As a marketer you’re well aware that your customer’s path to purchase is becoming increasingly more complex. If you’re feeling disconnected from their path, you’re not alone. We recently surveyed 200 Australian marketers* and identified a serious knowledge gap when it comes to cross-channel marketing. Only 14 per cent of marketers stated they actually understood the process.
An even smaller 9 per cent believed they were successfully extracting insights from their data that allowed them to better understand their customer’s path to purchase. New technology means your customer is well practiced in the art of retail research. Traditionally, a customer may have watched a TV advertisement while making dinner, seen a coupon while browsing supermarket catalogues and finally purchased the item on their weekly grocery shop. Today, they see a great pair of shoes while scrolling through their Instagram newsfeed, immediately jump online to find them, realise they are out of their price range and turn instead to Vogue Forums to source an alternative. They may visit a store to try them on or simply buy them online and hope for the best.
You can see the cumulative impact of all channels and therefore attributing success to any one process may seem like congratulating a team captain without acknowledging the hard work of the team. However, it’s unlikely that you will have the capacity to allocate budget equally across all channels. Experian’s research suggests that marketers currently utilise 17 channels in the offline and online space and have great difficulty deciding which are the most important or effective.

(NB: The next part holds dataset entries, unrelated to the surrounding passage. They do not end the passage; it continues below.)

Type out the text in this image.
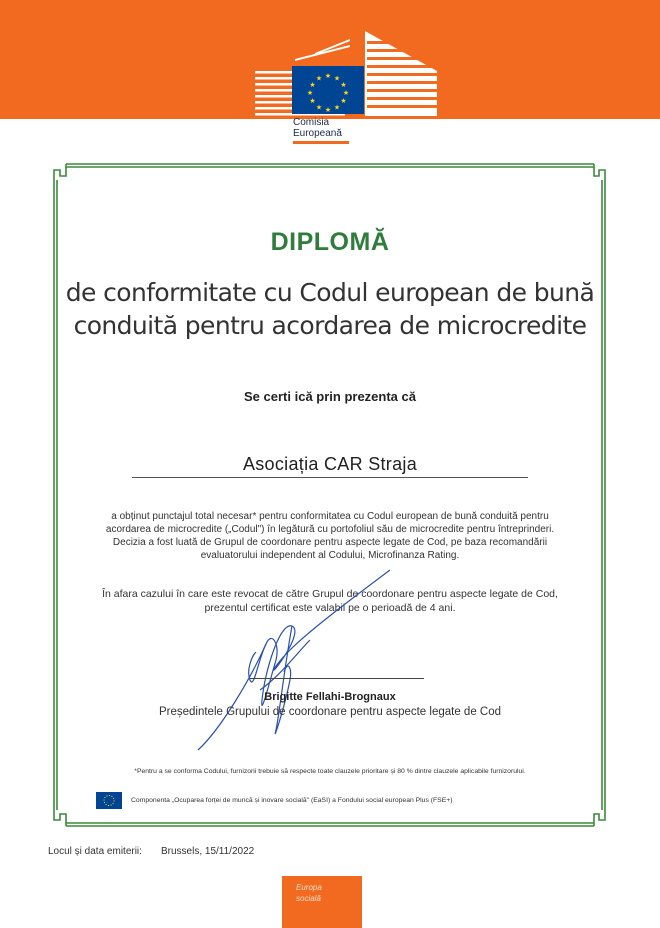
★ ★
★
★
★
★
★
★
★
★
★
★
Comisia
Europeană
DIPLOMĂ
de conformitate cu Codul european de bună conduită pentru acordarea de microcredite
Se certi ică prin prezenta că
Asociația CAR Straja
a obținut punctajul total necesar* pentru conformitatea cu Codul european de bună conduită pentru acordarea de microcredite („Codul") în legătură cu portofoliul său de microcredite pentru întreprinderi. Decizia a fost luată de Grupul de coordonare pentru aspecte legate de Cod, pe baza recomandării evaluatorului independent al Codului, Microfinanza Rating.
În afara cazului în care este revocat de către Grupul de coordonare pentru aspecte legate de Cod, prezentul certificat este valabil pe o perioadă de 4 ani.
Brigitte Fellahi-Brognaux
Președintele Grupului de coordonare pentru aspecte legate de Cod
*Pentru a se conforma Codului, furnizorii trebuie să respecte toate clauzele prioritare și 80 % dintre clauzele aplicabile furnizorului.
Componenta „Ocuparea forței de muncă și inovare socială" (EaSI) a Fondului social european Plus (FSE+)
Locul și data emiterii: Brussels, 15/11/2022
Europa
socială
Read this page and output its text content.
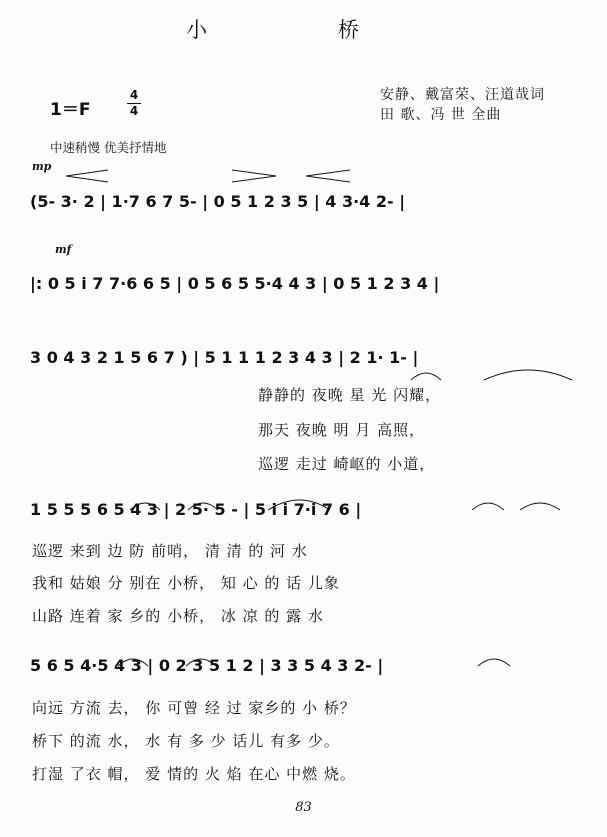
小 桥
1＝F	$\frac{4}{4}$	安静、戴富荣、汪道哉词
田 歌、冯 世 全曲
中速稍慢 优美抒情地
mp
mf
(5- 3· 2 | 1·7 6 7 5- | 0 5 1 2 3 5 | 4 3·4 2- |
|: 0 5 i 7 7·6 6 5 | 0 5 6 5 5·4 4 3 | 0 5 1 2 3 4 |
3 0 4 3 2 1 5 6 7 ) | 5 1 1 1 2 3 4 3 | 2 1· 1- |
1 5 5 5 6 5 4 3 | 2 5· 5 - | 5 i i 7·i 7 6 |
5 6 5 4·5 4 3 | 0 2 3 5 1 2 | 3 3 5 4 3 2- |
静静的 夜晚 星 光 闪耀，
那天 夜晚 明 月 高照，
巡逻 走过 崎岖的 小道，
巡逻 来到 边 防 前哨， 清 清 的 河 水
我和 姑娘 分 别在 小桥， 知 心 的 话 儿象
山路 连着 家 乡的 小桥， 冰 凉 的 露 水
向远 方流 去， 你 可曾 经 过 家乡的 小 桥？
桥下 的流 水， 水 有 多 少 话儿 有多 少。
打湿 了衣 帽， 爱 情的 火 焰 在心 中燃 烧。
83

When asked what the single most challenging cross-channel marketing issue is, 29 per cent of marketers suggested response attribution and 27 per cent flagged budget allocation. While it was once possible for marketers to attribute responses directly to their marketing efforts, for example the unique code on that coupon surrendered at purchase, the attribution process has become more complex. If 91 per cent of marketers aren’t extracting insights from their data, then they may be relying on basic rules, such as last-touch attribution, in which 100 per cent of the credit for sales is given to the final touch in the sequence. However there are several different approaches available to marketers in order to determine channel ROI and to obtain fractional allocation across multiple channels:
- First interaction, last interaction and position based assign attribution based on the position of a touch point along a typical touch path.
- Linear treats all touch points as equally effective and attributes conversions evenly.
- Customized allows an arbitrary attribution scheme that reflects managerial judgment on the position of the touch point, touch point type or traffic source.
- Time decay systematically assigns a higher attribution weight to a touch point that is closer to the final conversion. These time-varying weights decay over the duration between the time of a touch point to final conversion, and the speed of decay can be controlled.
At Experian Marketing Services, we take cross-channel attribution a step further by integrating established approaches with our online/offline data assets, offering a menu of progressively customized attribution solutions including the following:
- Direct Attribution is applied when responses and actions can be uniquely linked to a channel.
- Inferred Attribution takes advantages of Experian data matching technology to link campaign histories with responses at an individual level and infers attribution rules from the estimated relative impact of each channel on customers.
- Fractional Allocation allows a marketer to assign and adjust prior channel importance measures, data matching quality indices and time-decaying factors in deriving attribution weights.
- Touch-Point Attribution is a completely customized solution in which a marketer’s individual-level online/offline campaign data are merged with Experian data to obtain attribution rules that reflect the effect of campaign frequency, recency and channel interaction.
These processes vary in sophistication and therefore do not exclude marketers who lack the resources to utilise the more advanced options. A sensible solution is to start small and graduate to more sophisticated techniques when budget and time allows.
These advances are all working towards creating a rich customer centric vision that provides you with a more holistic view of your customer and their path to purchase, and that’s where marketing should be heading.
* The Experian Marketing Services whitepaper, Making the most of your data, will be available on the Experian Marketing Services website late August. The whitepaper provides information and statistics on cross-channel marketing in Australia.